The Health Information for Economic and Clinical Health Act (HITECH) portion of the American Recovery & Reinvestment Act of 2009 (ARRA) provides incentives and regulations for the use of electronic health records (EHR) by all Medicare enrolled practitioners, whether a single physician or a multiple site clinic group.
The HITECH act has three objectives:
- Use of certified EHR in a “meaning manner”,
- Use of certified EHR technology for electronic exchange of health information to improve quality of healthcare, and
- Use of certified EHR technology to submit clinical quality measures (CQM) and other such measures selected by the Secretary (of Health and Human Services).
CMS stated the criteria for meaningful use is based on a series of specific objectives, each of which is tied to a measure that allows Eligible Professionals (EPs) and hospitals to demonstrate that they are meaningful users of certified EHR technology.
The use of EHR will be rolled out in stages over the next five years. For Stage 1, which began January 1, 2011, there are 25 objectives/measures for EPs. The objectives/measures have been divided into a core set and menu set. EPs and eligible hospitals must meet all objectives/ measures in the core set (15 for EPs and 14 for eligible hospitals). Where it is impossible for an EP or eligible hospital to meet a specific measure, an exclusion was defined in the final rule. If an exclusion applies to an EP or eligible hospital, then such professional or hospital does not have to meet that objective/ measure in order to be determined a meaningful EHR user. For example, if an EP has two exceptions (one for a core objective/measure and one for a menu objective/measure), the EP would need to meet the remaining 14 objectives/measures in the core set and four of the remaining nine objectives/measures in the menu set.
What are the 25 objectives/measures?
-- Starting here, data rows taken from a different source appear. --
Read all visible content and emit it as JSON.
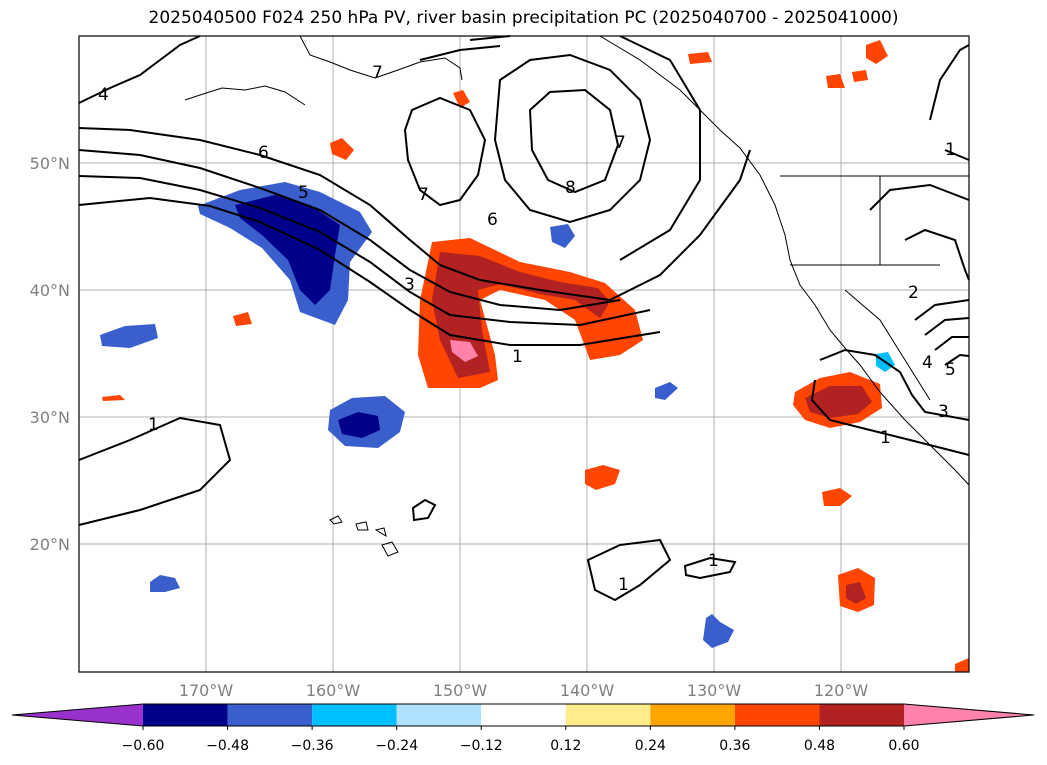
{
  "title": "2025040500 F024 250 hPa PV, river basin precipitation PC (2025040700 - 2025041000)",
  "lat_labels": [
    "50°N",
    "40°N",
    "30°N",
    "20°N"
  ],
  "lon_labels": [
    "170°W",
    "160°W",
    "150°W",
    "140°W",
    "130°W",
    "120°W"
  ],
  "colorbar": {
    "ticks": [
      "−0.60",
      "−0.48",
      "−0.36",
      "−0.24",
      "−0.12",
      "0.12",
      "0.24",
      "0.36",
      "0.48",
      "0.60"
    ],
    "colors": [
      "#9932CC",
      "#00008B",
      "#3A5FCD",
      "#00BFFF",
      "#B0E2FF",
      "#FFFFFF",
      "#FFEC8B",
      "#FFA500",
      "#FF4500",
      "#B22222",
      "#FF82AB"
    ]
  },
  "contour_labels": [
    "4",
    "7",
    "6",
    "5",
    "7",
    "8",
    "6",
    "3",
    "7",
    "1",
    "1",
    "2",
    "4",
    "5",
    "3",
    "1",
    "1",
    "1",
    "1"
  ]
}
Here’s a partial list:
- CPOE (Computerized Physician Order Entry) – 30% of patients seen with meds have at least one med ordered by CPOE
- eRx – >40% permissible scripts are sent electronically
- Capability to report ambulatory clinical quality measures (CQM) to CMS & State – 3 required measures, 3 elective measures
- Implement 1 clinical decision support rule
- Provide patients with an electronic copy of their health information upon request
- Provide clinical summaries for patients for each office visit
- Drug/Drug and Drug/Allergy interaction checks capability
- Record patient demographics – at least 5 specific items
- Maintain up-to-date problem list of current diagnoses per patient
- Maintain active medication list
- Maintain active medication allergy list
- Record and chart changes in vital signs
- Record smoking status for patients age 13 and up
- Demonstrate ability to exchange key clinical information among providers electronically – at least one test during 2011
- Protect electronic health information –system security capabilities
Clinical Quality Measures to Report
What are the CQM’s mentioned that must be reported to CMS and State agencies? The three required measures are:
- Hypertension/Blood Pressure Measurement
- Preventive Care & Screening for Tobacco Use Assessment and
- Cessation Intervention and Adult Weight Screening and Followup.
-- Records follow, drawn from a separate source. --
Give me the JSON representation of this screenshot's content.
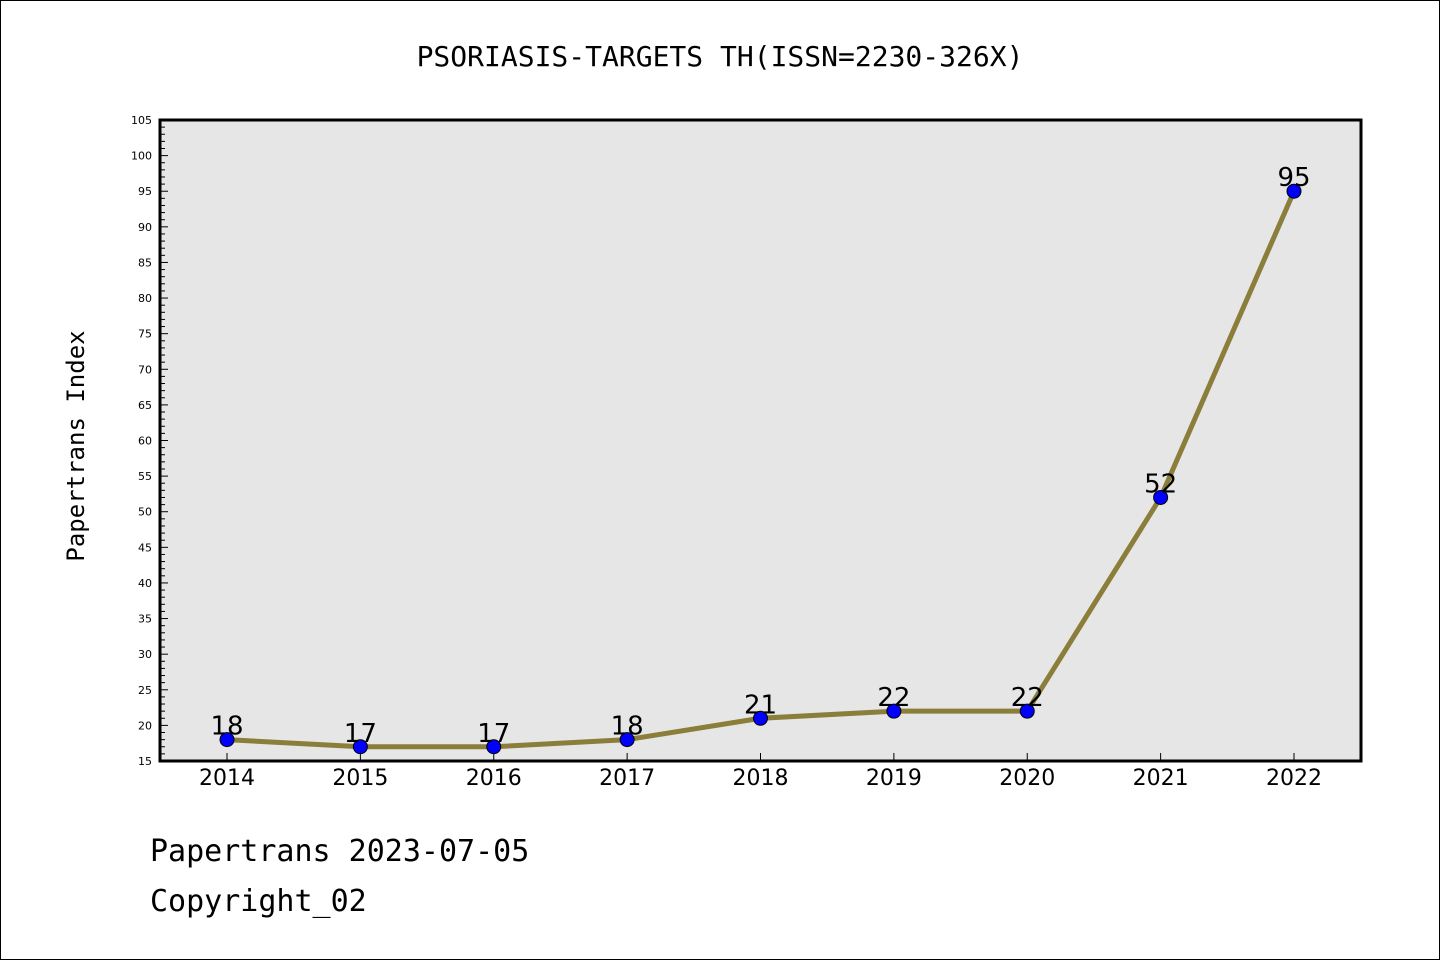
{
  "chart_data": {
    "type": "line",
    "title": "PSORIASIS-TARGETS TH(ISSN=2230-326X)",
    "xlabel": "",
    "ylabel": "Papertrans Index",
    "categories": [
      "2014",
      "2015",
      "2016",
      "2017",
      "2018",
      "2019",
      "2020",
      "2021",
      "2022"
    ],
    "series": [
      {
        "values": [
          18,
          17,
          17,
          18,
          21,
          22,
          22,
          52,
          95
        ]
      }
    ],
    "data_labels": [
      "18",
      "17",
      "17",
      "18",
      "21",
      "22",
      "22",
      "52",
      "95"
    ],
    "ylim": [
      15,
      105
    ],
    "yticks": [
      15,
      20,
      25,
      30,
      35,
      40,
      45,
      50,
      55,
      60,
      65,
      70,
      75,
      80,
      85,
      90,
      95,
      100,
      105
    ],
    "grid": false,
    "colors": {
      "line": "#8b7d3a",
      "marker": "#0000ff",
      "plot_bg": "#e6e6e6"
    }
  },
  "footer": {
    "date_text": "Papertrans 2023-07-05",
    "copyright_text": "Copyright_02"
  }
}
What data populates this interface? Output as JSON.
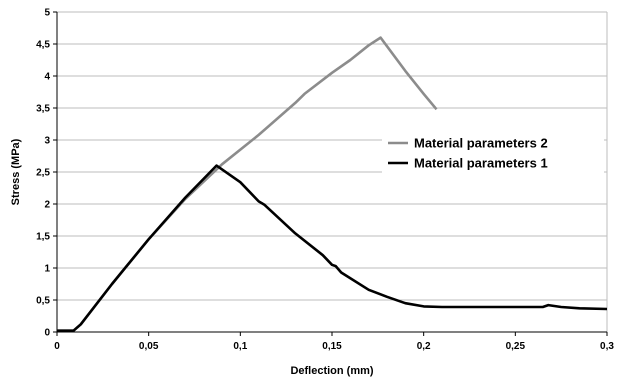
{
  "chart_data": {
    "type": "line",
    "title": "",
    "xlabel": "Deflection (mm)",
    "ylabel": "Stress (MPa)",
    "xlim": [
      0,
      0.3
    ],
    "ylim": [
      0,
      5
    ],
    "x_ticks": [
      "0",
      "0,05",
      "0,1",
      "0,15",
      "0,2",
      "0,25",
      "0,3"
    ],
    "y_ticks": [
      "0",
      "0,5",
      "1",
      "1,5",
      "2",
      "2,5",
      "3",
      "3,5",
      "4",
      "4,5",
      "5"
    ],
    "grid": "horizontal",
    "legend_position": "right",
    "series": [
      {
        "name": "Material parameters 2",
        "color": "#8c8c8c",
        "points": [
          [
            0,
            0.02
          ],
          [
            0.009,
            0.02
          ],
          [
            0.013,
            0.12
          ],
          [
            0.03,
            0.75
          ],
          [
            0.05,
            1.45
          ],
          [
            0.07,
            2.08
          ],
          [
            0.09,
            2.62
          ],
          [
            0.11,
            3.08
          ],
          [
            0.13,
            3.58
          ],
          [
            0.135,
            3.72
          ],
          [
            0.15,
            4.05
          ],
          [
            0.16,
            4.25
          ],
          [
            0.17,
            4.48
          ],
          [
            0.1765,
            4.6
          ],
          [
            0.19,
            4.08
          ],
          [
            0.2,
            3.72
          ],
          [
            0.207,
            3.48
          ]
        ]
      },
      {
        "name": "Material parameters 1",
        "color": "#000000",
        "points": [
          [
            0,
            0.02
          ],
          [
            0.009,
            0.02
          ],
          [
            0.013,
            0.12
          ],
          [
            0.03,
            0.75
          ],
          [
            0.05,
            1.45
          ],
          [
            0.07,
            2.1
          ],
          [
            0.087,
            2.6
          ],
          [
            0.1,
            2.34
          ],
          [
            0.11,
            2.04
          ],
          [
            0.113,
            1.99
          ],
          [
            0.13,
            1.54
          ],
          [
            0.145,
            1.2
          ],
          [
            0.15,
            1.05
          ],
          [
            0.152,
            1.03
          ],
          [
            0.155,
            0.93
          ],
          [
            0.17,
            0.66
          ],
          [
            0.18,
            0.55
          ],
          [
            0.19,
            0.45
          ],
          [
            0.2,
            0.4
          ],
          [
            0.21,
            0.39
          ],
          [
            0.25,
            0.39
          ],
          [
            0.265,
            0.39
          ],
          [
            0.268,
            0.42
          ],
          [
            0.275,
            0.39
          ],
          [
            0.285,
            0.37
          ],
          [
            0.3,
            0.36
          ]
        ]
      }
    ]
  }
}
The three alternative measures are:
- Weight Assessment & Counseling for Children/Adolescents
- Influenza Immunization for patients age 50 and up and
- Childhood Immunization status.
This provides clinics with an understanding of what CMS wishes to target in the national population over the next 20 years.
The implementation of EHR will be spread over a five year period beginning January 1, 2011. Both the Medicare and State Medicaid (Medi-Cal) programs will provide incentives to practitioners to become compliant with EHR requirements. Under the Medicare program eligible professionals include doctors, dentists, podiatrists and chiropractors.
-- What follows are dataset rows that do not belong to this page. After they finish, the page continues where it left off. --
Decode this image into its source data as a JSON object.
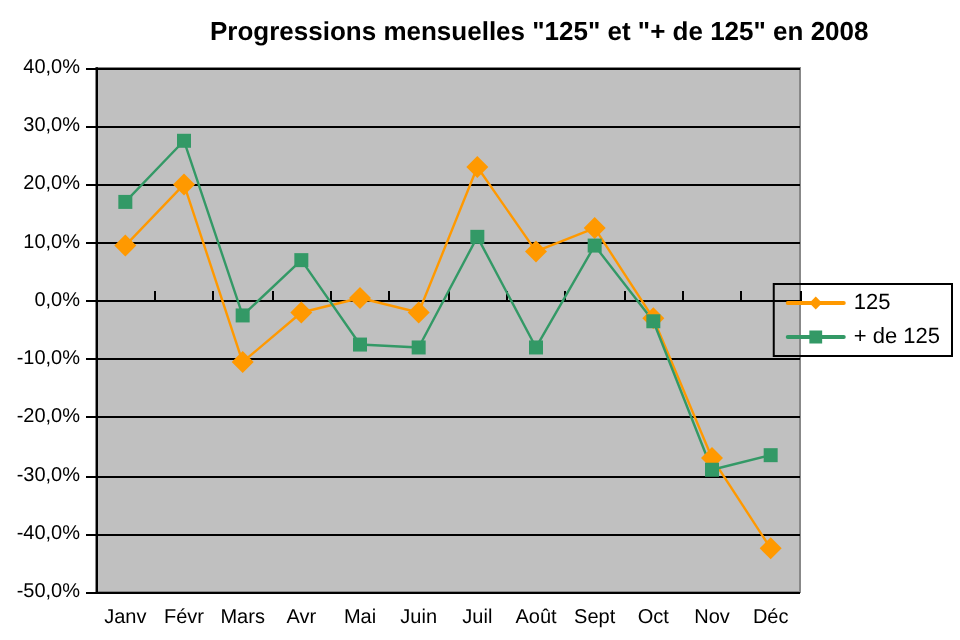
{
  "chart_data": {
    "type": "line",
    "title": "Progressions mensuelles \"125\" et \"+ de 125\" en 2008",
    "categories": [
      "Janv",
      "Févr",
      "Mars",
      "Avr",
      "Mai",
      "Juin",
      "Juil",
      "Août",
      "Sept",
      "Oct",
      "Nov",
      "Déc"
    ],
    "series": [
      {
        "name": "125",
        "color": "#ff9900",
        "marker": "diamond",
        "values": [
          9.5,
          20,
          -10.5,
          -2,
          0.5,
          -2,
          23,
          8.5,
          12.5,
          -3,
          -27,
          -42.5
        ]
      },
      {
        "name": "+ de 125",
        "color": "#339966",
        "marker": "square",
        "values": [
          17,
          27.5,
          -2.5,
          7,
          -7.5,
          -8,
          11,
          -8,
          9.5,
          -3.5,
          -29,
          -26.5
        ]
      }
    ],
    "ylim": [
      -50,
      40
    ],
    "yticks": [
      {
        "value": -50,
        "label": "-50,0%"
      },
      {
        "value": -40,
        "label": "-40,0%"
      },
      {
        "value": -30,
        "label": "-30,0%"
      },
      {
        "value": -20,
        "label": "-20,0%"
      },
      {
        "value": -10,
        "label": "-10,0%"
      },
      {
        "value": 0,
        "label": "0,0%"
      },
      {
        "value": 10,
        "label": "10,0%"
      },
      {
        "value": 20,
        "label": "20,0%"
      },
      {
        "value": 30,
        "label": "30,0%"
      },
      {
        "value": 40,
        "label": "40,0%"
      }
    ],
    "grid": "y",
    "legend": "right",
    "line_style": "solid"
  }
}
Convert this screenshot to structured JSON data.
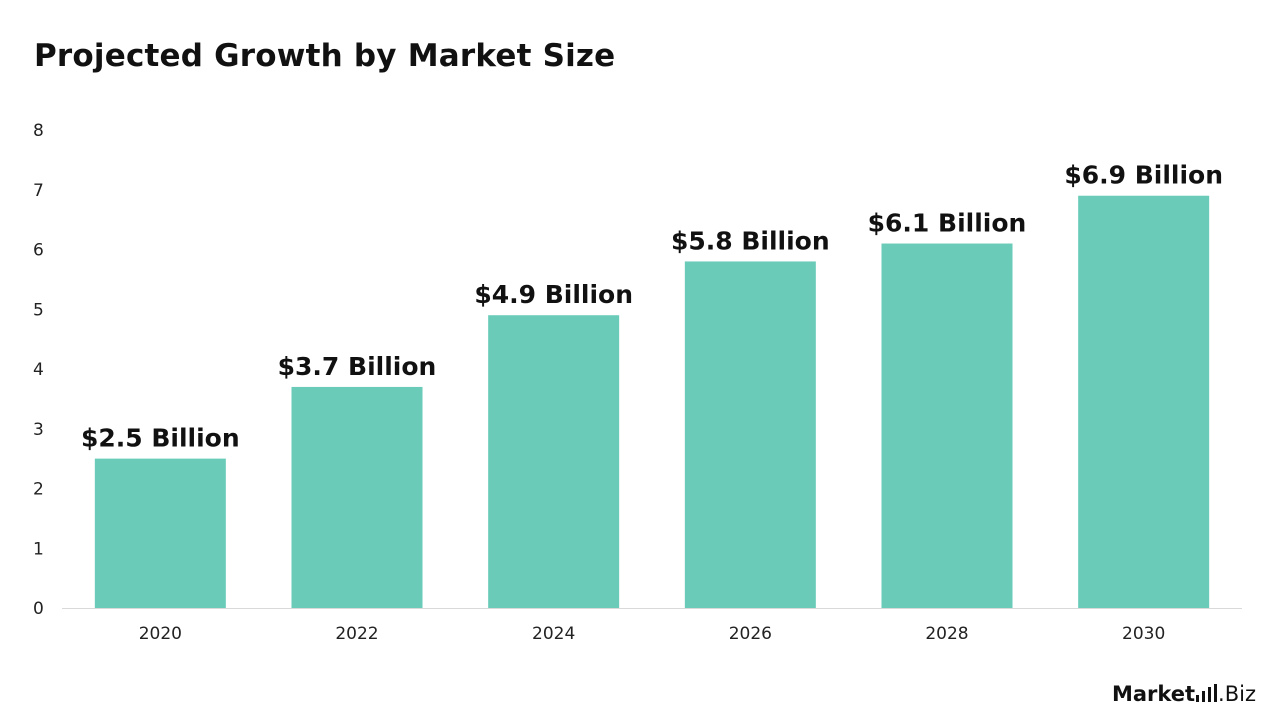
{
  "title": "Projected Growth by Market Size",
  "brand": {
    "part_a": "Market",
    "part_b": ".Biz",
    "icon": "bar-chart-icon"
  },
  "colors": {
    "bar": "#69CBB8",
    "axis": "#d9d9d9",
    "text": "#111111"
  },
  "chart_data": {
    "type": "bar",
    "title": "Projected Growth by Market Size",
    "xlabel": "",
    "ylabel": "",
    "categories": [
      "2020",
      "2022",
      "2024",
      "2026",
      "2028",
      "2030"
    ],
    "values": [
      2.5,
      3.7,
      4.9,
      5.8,
      6.1,
      6.9
    ],
    "data_labels": [
      "$2.5 Billion",
      "$3.7 Billion",
      "$4.9 Billion",
      "$5.8 Billion",
      "$6.1 Billion",
      "$6.9 Billion"
    ],
    "yticks": [
      "0",
      "1",
      "2",
      "3",
      "4",
      "5",
      "6",
      "7",
      "8"
    ],
    "ylim": [
      0,
      8
    ],
    "grid": false,
    "legend": "none"
  }
}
The Medicaid programs add nurse practitioners, certified nurse-midwives and physician assistants (if working in an FQHC or RHC) to the eligibility list.
What are the incentives? The Medicaid programs offer slightly more money and are less restrictive in their requirements. Medicare offers $44,000 maximum over a 5 year period, with an additional 10% available if the eligible professional works in a HPSA (Health Professional Shortage Area) designated service area. Medi-Cal offers $ 63,750 maximum over 6 years. These payouts will be made on a “per practitioner” basis, tied to the personal NPI identifier for each provider. Clinic and physician groups can utilize these funds to upgrade or change the site’s practice management system (hardware & software) to include all required components of an EHR.
CMS objective is to obtain widespread adoption of electronic information exchange… to facilitate the exchange of patient information among multiple sites and practitioners.
An Interesting Situation
If a physician practices strictly in a clinic setting and is compensated for patient care by that clinic, how does the clinic get reimbursed for the physician’s incentive payment? Consideration should be given by clinic management to negotiating a handover of the funds from the physician, especially if the physician utilizes the resources and practice management system of the clinic.
Obtaining widespread adoption of electronic information exchange. CMS’ objective is to obtain widespread adoption of electronic information exchange (HIE) within clinic and physician group practices in order to facilitate the exchange of patient information among multiple sites and practitioners. They believe the results will be a more standardized approach to recording patient information and a reduction in clinical redundancies and errors. The time to adopt EHR is now while financial incentives exist to assist in this transition.